The Last Step: The American Ascent of K-2

Publication Year: 1981.

The Last Step: The American Ascent of K-2, by Rick Ridgeway. Seattle: The Mountaineers, Washington, 1980. 352 pages, including 32 pages of color photos $25.00.

Take fourteen people of varying personality, profession and inclination; add an extended stay in a foreign country, mediocre diet, a healthy dose of bad weather and high altitude and the morass of problems one would expect from being confined with the same fourteen people for three months without respite, and presto, you have the classic ingredients for an expedition book. The Last Step is a classic expedition tale, not in the stoic sense of pre-war British accounts, or even in the nationalistic/ heroic mold of Annapurna. This is an intimate look at life on a large, modern expedition, as Ridgeway sums up in his final chapter:

“I asked myself if on this expedition there were any heroes, and I realized the answer was no. We had no gallant knights conquering new worlds. Instead we had fourteen people overcoming their all-too-human frailties to achieve a goal. In that sense maybe we were heroes— modern-day ones—anti-heroes. Not larger than life, but ordinary people with ordinary weaknesses.” (p. 296).
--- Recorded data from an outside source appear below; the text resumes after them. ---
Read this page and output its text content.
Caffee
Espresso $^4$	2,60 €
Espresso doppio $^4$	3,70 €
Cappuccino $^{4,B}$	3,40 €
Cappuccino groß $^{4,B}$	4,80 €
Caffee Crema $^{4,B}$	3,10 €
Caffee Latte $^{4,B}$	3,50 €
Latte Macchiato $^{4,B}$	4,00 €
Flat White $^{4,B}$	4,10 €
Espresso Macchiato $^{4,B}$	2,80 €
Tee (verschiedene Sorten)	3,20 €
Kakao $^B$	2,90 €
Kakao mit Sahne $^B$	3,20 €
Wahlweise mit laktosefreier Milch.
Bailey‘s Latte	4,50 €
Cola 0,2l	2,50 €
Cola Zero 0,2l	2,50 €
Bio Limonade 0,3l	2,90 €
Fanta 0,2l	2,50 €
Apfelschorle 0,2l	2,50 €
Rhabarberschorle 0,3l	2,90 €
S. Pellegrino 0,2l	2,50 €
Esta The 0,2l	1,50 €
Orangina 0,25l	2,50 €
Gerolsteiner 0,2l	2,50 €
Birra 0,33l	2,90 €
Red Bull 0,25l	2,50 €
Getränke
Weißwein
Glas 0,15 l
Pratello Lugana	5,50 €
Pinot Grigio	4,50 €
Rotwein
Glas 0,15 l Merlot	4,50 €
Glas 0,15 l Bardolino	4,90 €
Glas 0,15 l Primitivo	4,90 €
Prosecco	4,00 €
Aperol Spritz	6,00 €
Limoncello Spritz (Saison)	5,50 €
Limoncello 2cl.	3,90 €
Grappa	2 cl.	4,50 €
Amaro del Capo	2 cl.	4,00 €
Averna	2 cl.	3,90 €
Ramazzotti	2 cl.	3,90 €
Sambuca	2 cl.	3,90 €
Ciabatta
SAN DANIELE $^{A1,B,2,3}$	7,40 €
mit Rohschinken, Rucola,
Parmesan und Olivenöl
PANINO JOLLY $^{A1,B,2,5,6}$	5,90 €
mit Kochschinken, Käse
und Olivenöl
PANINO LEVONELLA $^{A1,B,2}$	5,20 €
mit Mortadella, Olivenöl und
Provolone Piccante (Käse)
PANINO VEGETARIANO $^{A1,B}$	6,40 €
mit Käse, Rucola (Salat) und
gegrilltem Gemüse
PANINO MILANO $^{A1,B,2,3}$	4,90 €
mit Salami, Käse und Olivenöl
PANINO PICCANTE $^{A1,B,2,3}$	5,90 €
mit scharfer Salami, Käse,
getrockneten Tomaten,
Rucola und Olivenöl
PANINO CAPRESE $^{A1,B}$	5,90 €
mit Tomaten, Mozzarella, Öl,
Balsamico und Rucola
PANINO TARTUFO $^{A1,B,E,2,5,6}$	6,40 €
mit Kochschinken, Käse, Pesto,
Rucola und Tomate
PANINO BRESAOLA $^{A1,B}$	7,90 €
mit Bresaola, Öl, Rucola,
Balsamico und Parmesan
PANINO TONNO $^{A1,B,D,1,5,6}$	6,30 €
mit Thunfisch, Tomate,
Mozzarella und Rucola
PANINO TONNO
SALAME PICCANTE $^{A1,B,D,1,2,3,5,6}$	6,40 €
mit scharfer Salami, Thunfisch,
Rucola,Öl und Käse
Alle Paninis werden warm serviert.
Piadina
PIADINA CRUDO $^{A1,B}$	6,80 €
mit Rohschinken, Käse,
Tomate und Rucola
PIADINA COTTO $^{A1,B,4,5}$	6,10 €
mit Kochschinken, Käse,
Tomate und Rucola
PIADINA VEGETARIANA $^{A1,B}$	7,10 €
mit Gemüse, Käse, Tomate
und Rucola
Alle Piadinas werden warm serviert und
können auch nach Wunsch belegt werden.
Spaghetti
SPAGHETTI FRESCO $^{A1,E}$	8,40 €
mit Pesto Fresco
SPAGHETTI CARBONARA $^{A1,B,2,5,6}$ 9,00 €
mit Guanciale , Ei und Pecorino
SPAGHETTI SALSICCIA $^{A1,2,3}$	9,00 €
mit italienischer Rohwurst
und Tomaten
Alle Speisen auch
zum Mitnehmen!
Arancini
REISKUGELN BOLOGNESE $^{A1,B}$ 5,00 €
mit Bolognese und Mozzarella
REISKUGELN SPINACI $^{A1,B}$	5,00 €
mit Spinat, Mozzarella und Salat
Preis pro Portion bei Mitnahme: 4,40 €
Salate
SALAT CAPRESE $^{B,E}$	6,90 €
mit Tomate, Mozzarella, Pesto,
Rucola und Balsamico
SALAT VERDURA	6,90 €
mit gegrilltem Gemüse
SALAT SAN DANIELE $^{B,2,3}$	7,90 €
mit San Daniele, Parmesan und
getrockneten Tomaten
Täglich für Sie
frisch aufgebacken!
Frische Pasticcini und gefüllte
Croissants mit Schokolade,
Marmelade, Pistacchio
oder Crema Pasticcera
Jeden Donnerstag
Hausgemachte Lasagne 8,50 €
The look at times gets too intimate. Ridgeway is not the first person to delve deeply into the motivations and psyches of his companions, to explore the murkier aspects of intra-team politics. Indeed, he finds himself in distinguished company: Bonington Hornbein, Rowell, and even himself in the previous Everest book, to mention but a few that come to mind. What seems different, and hence unique about the present work is the sheer scope of the drama, from the subtle competitive urgings of one’s peers, through what seem to me to be almost embarrassingly personal details. Ridgeway is to be congratulated for his honesty, and, to his credit, he uses many excerpts from diaries and letters to provide as balanced a view as seems possible. Nevertheless, he doesn’t paint a pretty picture of expedition life, and in many ways the mass of personal observation presented is tedious and gets in the way of the story itself.

And the story is a good one. The route is long and dangerous, if not extremely technical; and it is to the credit of all participants that the summit is reached despite considerable bad weather and the very long siege involved. In addition, no one gets killed (a real relief), and three of the four summit climbers make it without oxygen

This last fact is significant: whereas Messner and Habeler have been looked upon as some sort of superhuman hardmen/fanatics, the Americans seem more down to earth, and their performance on K-2 makes the whole arena of high-altitude climbing seem that much more accessible to mere mortals. On the other hand, Roskelley comes off as fairly low-key in the book, but one wonders just how mellow he can be with the incredible pace he has kept up over the past several years!

Included in the book is a single 32-page section of color photos which show the team, the route and the progress of the climb. One can only guess at the task involved in their selection, but overall the photos are excellent, both in quality and in production. This graphic section is intended to stand on its own, separate from the text, and in this it is remarkably successful; the captions are a blend of strict information and quotes from the text, and the editors have been gracious enough to let the photographs speak largely for themselves.

In conclusion, then, The Last Step is a good book, well worth reading and owning; but, like the climb itself, and the people whose story it is, the book is also flawed. It is this human quality that makes the book valuable.